Birken- und Kiefernwälder erinnern an Nordeuropa, aber weit gefehlt. Schneebedeckte Berge, steile Hänge und steinerne Wehrtürme erinnern uns daran, dass wir im Oberen Svanetien im Hohen Kaukasus sind, im Nordwesten Georgiens gelegen. Der nahende Winter wird Svanetien vom Rest der Welt abschneiden, und dann zeigt ein anderes Merkmal der Region - neben der berauschenden Natur - ihr Gesicht, ein hässliches: die Armut.
Karen Möhring

Männer im Dorf Tsvirmi beim Toasten.
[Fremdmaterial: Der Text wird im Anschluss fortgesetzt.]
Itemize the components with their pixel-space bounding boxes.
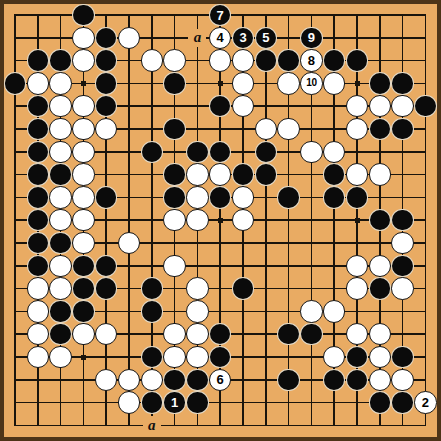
white-stone <box>323 72 346 95</box>
white-stone <box>186 186 209 209</box>
white-stone <box>391 95 414 118</box>
point-label-a: a <box>143 416 161 434</box>
black-stone <box>209 95 232 118</box>
move-number-label: 3 <box>239 31 246 44</box>
white-stone <box>232 72 255 95</box>
white-stone <box>72 118 95 141</box>
white-stone <box>163 323 186 346</box>
black-stone <box>346 186 369 209</box>
black-stone <box>49 232 72 255</box>
white-stone <box>72 95 95 118</box>
move-number-label: 2 <box>422 396 429 409</box>
white-stone <box>186 277 209 300</box>
black-stone <box>277 323 300 346</box>
white-stone <box>346 118 369 141</box>
white-stone <box>255 118 278 141</box>
black-stone <box>95 277 118 300</box>
black-stone <box>300 323 323 346</box>
move-number-label: 1 <box>171 396 178 409</box>
black-stone <box>49 323 72 346</box>
black-stone <box>391 391 414 414</box>
black-stone <box>323 49 346 72</box>
move-number-label: 6 <box>217 373 224 386</box>
black-stone <box>323 369 346 392</box>
white-stone <box>277 72 300 95</box>
black-stone <box>346 346 369 369</box>
black-stone <box>141 277 164 300</box>
grid-line-horizontal <box>14 402 426 404</box>
black-stone <box>346 49 369 72</box>
white-stone <box>323 346 346 369</box>
white-stone: 6 <box>209 369 232 392</box>
black-stone <box>27 49 50 72</box>
white-stone <box>346 95 369 118</box>
star-point <box>218 218 223 223</box>
white-stone <box>49 95 72 118</box>
white-stone <box>232 209 255 232</box>
black-stone <box>209 186 232 209</box>
white-stone <box>163 49 186 72</box>
white-stone <box>27 346 50 369</box>
black-stone <box>255 163 278 186</box>
white-stone <box>72 209 95 232</box>
move-number-label: 5 <box>262 31 269 44</box>
black-stone <box>27 209 50 232</box>
black-stone <box>163 72 186 95</box>
black-stone <box>141 346 164 369</box>
black-stone <box>72 255 95 278</box>
move-number-label: 8 <box>308 54 315 67</box>
black-stone <box>391 255 414 278</box>
black-stone <box>95 27 118 50</box>
white-stone <box>49 118 72 141</box>
white-stone <box>118 391 141 414</box>
move-number-label: 7 <box>217 9 224 22</box>
white-stone <box>95 323 118 346</box>
white-stone: 2 <box>414 391 437 414</box>
black-stone <box>369 118 392 141</box>
white-stone <box>369 346 392 369</box>
white-stone <box>209 49 232 72</box>
white-stone <box>369 163 392 186</box>
grid-line-vertical <box>425 14 427 426</box>
star-point <box>218 81 223 86</box>
white-stone <box>72 323 95 346</box>
black-stone <box>391 209 414 232</box>
white-stone <box>49 141 72 164</box>
white-stone <box>186 300 209 323</box>
white-stone <box>118 27 141 50</box>
white-stone <box>186 209 209 232</box>
white-stone: 10 <box>300 72 323 95</box>
star-point <box>355 81 360 86</box>
black-stone: 3 <box>232 27 255 50</box>
white-stone <box>369 255 392 278</box>
white-stone <box>186 323 209 346</box>
white-stone <box>369 95 392 118</box>
black-stone <box>27 232 50 255</box>
go-board: 74359810612aa <box>0 0 441 441</box>
black-stone <box>391 118 414 141</box>
black-stone <box>95 95 118 118</box>
white-stone <box>95 118 118 141</box>
black-stone <box>27 95 50 118</box>
black-stone <box>163 186 186 209</box>
black-stone <box>391 72 414 95</box>
black-stone <box>255 141 278 164</box>
white-stone <box>49 277 72 300</box>
black-stone <box>277 49 300 72</box>
black-stone <box>391 346 414 369</box>
black-stone: 7 <box>209 4 232 27</box>
black-stone <box>49 300 72 323</box>
white-stone <box>346 163 369 186</box>
black-stone <box>72 300 95 323</box>
black-stone <box>186 141 209 164</box>
black-stone: 9 <box>300 27 323 50</box>
white-stone: 4 <box>209 27 232 50</box>
black-stone <box>4 72 27 95</box>
white-stone <box>391 232 414 255</box>
grid-line-horizontal <box>14 425 426 427</box>
white-stone <box>49 346 72 369</box>
black-stone <box>209 141 232 164</box>
black-stone <box>369 209 392 232</box>
black-stone: 1 <box>163 391 186 414</box>
star-point <box>81 81 86 86</box>
black-stone <box>72 277 95 300</box>
white-stone <box>49 186 72 209</box>
grid-line-vertical <box>265 14 267 426</box>
move-number-label: 4 <box>217 31 224 44</box>
white-stone <box>27 323 50 346</box>
star-point <box>81 355 86 360</box>
white-stone <box>232 186 255 209</box>
black-stone <box>186 369 209 392</box>
black-stone <box>186 391 209 414</box>
black-stone <box>232 277 255 300</box>
white-stone <box>369 369 392 392</box>
white-stone <box>27 72 50 95</box>
point-label-a: a <box>188 29 206 47</box>
black-stone <box>163 369 186 392</box>
black-stone <box>95 186 118 209</box>
black-stone <box>369 391 392 414</box>
white-stone <box>186 163 209 186</box>
black-stone <box>277 369 300 392</box>
white-stone <box>49 72 72 95</box>
white-stone <box>232 49 255 72</box>
white-stone <box>369 323 392 346</box>
black-stone <box>255 49 278 72</box>
white-stone: 8 <box>300 49 323 72</box>
black-stone <box>414 95 437 118</box>
black-stone <box>369 72 392 95</box>
black-stone <box>141 391 164 414</box>
black-stone: 5 <box>255 27 278 50</box>
black-stone <box>209 323 232 346</box>
white-stone <box>163 346 186 369</box>
black-stone <box>95 255 118 278</box>
black-stone <box>27 255 50 278</box>
black-stone <box>141 141 164 164</box>
white-stone <box>163 255 186 278</box>
black-stone <box>95 49 118 72</box>
white-stone <box>346 323 369 346</box>
black-stone <box>27 163 50 186</box>
white-stone <box>72 163 95 186</box>
black-stone <box>49 163 72 186</box>
white-stone <box>141 49 164 72</box>
go-diagram: 74359810612aa <box>0 0 441 441</box>
white-stone <box>72 49 95 72</box>
white-stone <box>323 141 346 164</box>
white-stone <box>27 277 50 300</box>
white-stone <box>209 163 232 186</box>
black-stone <box>369 277 392 300</box>
black-stone <box>323 186 346 209</box>
white-stone <box>391 369 414 392</box>
white-stone <box>95 369 118 392</box>
white-stone <box>141 369 164 392</box>
white-stone <box>346 277 369 300</box>
white-stone <box>72 141 95 164</box>
white-stone <box>49 255 72 278</box>
white-stone <box>27 300 50 323</box>
black-stone <box>163 118 186 141</box>
black-stone <box>323 163 346 186</box>
star-point <box>355 218 360 223</box>
black-stone <box>232 163 255 186</box>
black-stone <box>27 186 50 209</box>
black-stone <box>49 49 72 72</box>
white-stone <box>391 277 414 300</box>
black-stone <box>277 186 300 209</box>
white-stone <box>72 27 95 50</box>
black-stone <box>141 300 164 323</box>
white-stone <box>118 369 141 392</box>
black-stone <box>209 346 232 369</box>
move-number-label: 10 <box>306 78 316 88</box>
black-stone <box>346 369 369 392</box>
white-stone <box>118 232 141 255</box>
white-stone <box>323 300 346 323</box>
white-stone <box>163 209 186 232</box>
white-stone <box>186 346 209 369</box>
white-stone <box>72 186 95 209</box>
white-stone <box>346 255 369 278</box>
white-stone <box>300 141 323 164</box>
black-stone <box>72 4 95 27</box>
white-stone <box>232 95 255 118</box>
black-stone <box>27 141 50 164</box>
white-stone <box>72 232 95 255</box>
black-stone <box>27 118 50 141</box>
black-stone <box>95 72 118 95</box>
black-stone <box>163 163 186 186</box>
move-number-label: 9 <box>308 31 315 44</box>
white-stone <box>300 300 323 323</box>
white-stone <box>277 118 300 141</box>
white-stone <box>49 209 72 232</box>
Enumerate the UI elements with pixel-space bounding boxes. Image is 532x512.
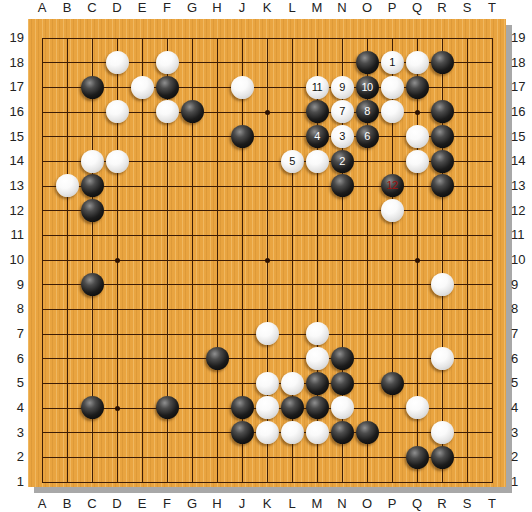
stone-black xyxy=(156,76,179,99)
row-label-right: 9 xyxy=(511,278,532,292)
move-number: 3 xyxy=(339,131,345,142)
row-label-left: 5 xyxy=(0,376,24,390)
row-label-right: 14 xyxy=(511,154,532,168)
row-label-left: 1 xyxy=(0,475,24,489)
column-label-bottom: R xyxy=(430,497,454,511)
row-label-right: 2 xyxy=(511,450,532,464)
stone-white xyxy=(431,421,454,444)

Frauenräuber? (c) Karen Möhring


"Ich trinke auf Euch starke Frauen,
die Ihr aus Eurem Land herkommt,
um hier zu helfen
und mit uns für die Zukunft Svanetiens zu arbeiten.
Gaumarjus!"
(svanischer Trinkspruch)

N., Lehrerin im Hauptort Mestia, ist noch gut dran: Mit ihrem Mann hat sie Kühe, die Milch geben für den haltbaren, salzigen Käse (Sulguni) der Region, und mit ihrer Arbeit an der Schule verdient sie ein lächerliches Gehalt hinzu. Mit vier Kindern bewohnt sie ein ärmlich wirkendes Haus; Fenster sind lediglich mit Folie gegen Wind und Wetter geschützt. Andere Familien, vor allem in den entlegeneren Dörfern, müssen mit viel weniger auskommen. Außer Brot, Käse und Kartoffeln gibt es nicht viel zu essen, und Jobs sind rar gesät. Kühe geben kaum Milch (nur zwei bis vier Liter am Tag; Kühe in Deutschland schaffen bis zu 33 Liter!), weil das Heu wenig nahrhaft ist und wenn es aufgebraucht ist, die Tiere im Frühjahr häufig mit Baumknospen gefüttert werden. Kommt dann noch eine Wetterunbill hinzu, zum Beispiel eine Dürre wie dieses Jahr, die die Kartoffelernte mindert, Stürme, Hagel oder Erdrutsche, die die Felder und Straßen zerstören, reicht der Vorrat nicht für den Winter. Bei Überflutungen im Jahr 2004 kamen Hilfsorganisationen, ob bei Dürreschäden auch jemand kommt, weiß niemand.

Frauen werden geraubt

Die Abgeschiedenheit der Berge hat auch das reiche kulturelle Erbe der Svanen bewahrt. Ein brutales Überbleibsel ist der Frauenraub, bis heute praktiziert. Willigen Braut und Brautvater nicht ein in eine Hochzeit, kann der Brautwerber "seine" Braut entführen. Wird sie drei Tage lang nicht gefunden, bleibt der Frau in der Regel nichts anderes übrig, als zur Hochzeit zuzustimmen. So geschehen bei der heute 35-jährigen N. vor etwa 16 Jahren. Kehrt die "Braut wider Willen" zur Familie zurück, läuft sie Gefahr, Blutrache auszulösen, so dass sich die beiden Familien womöglich über Generationen befehden. Meist will die Familie ihre Tochter aber gar nicht zurück: Deren Ehre ist zerstört. Kein Mann wird sie je angucken, Familiengründung ausgeschlossen. Mir fällt es schwer vorzustellen, dass ich 15 Jahre mit einem Mann zusammen lebe, den ich nicht liebe, und habe Kinder mit ihm. Aber Frauen wie N. scheinen stark, sie machen das Beste aus ihrer Situation. N. liebt ihre Kinder jedenfalls über alles.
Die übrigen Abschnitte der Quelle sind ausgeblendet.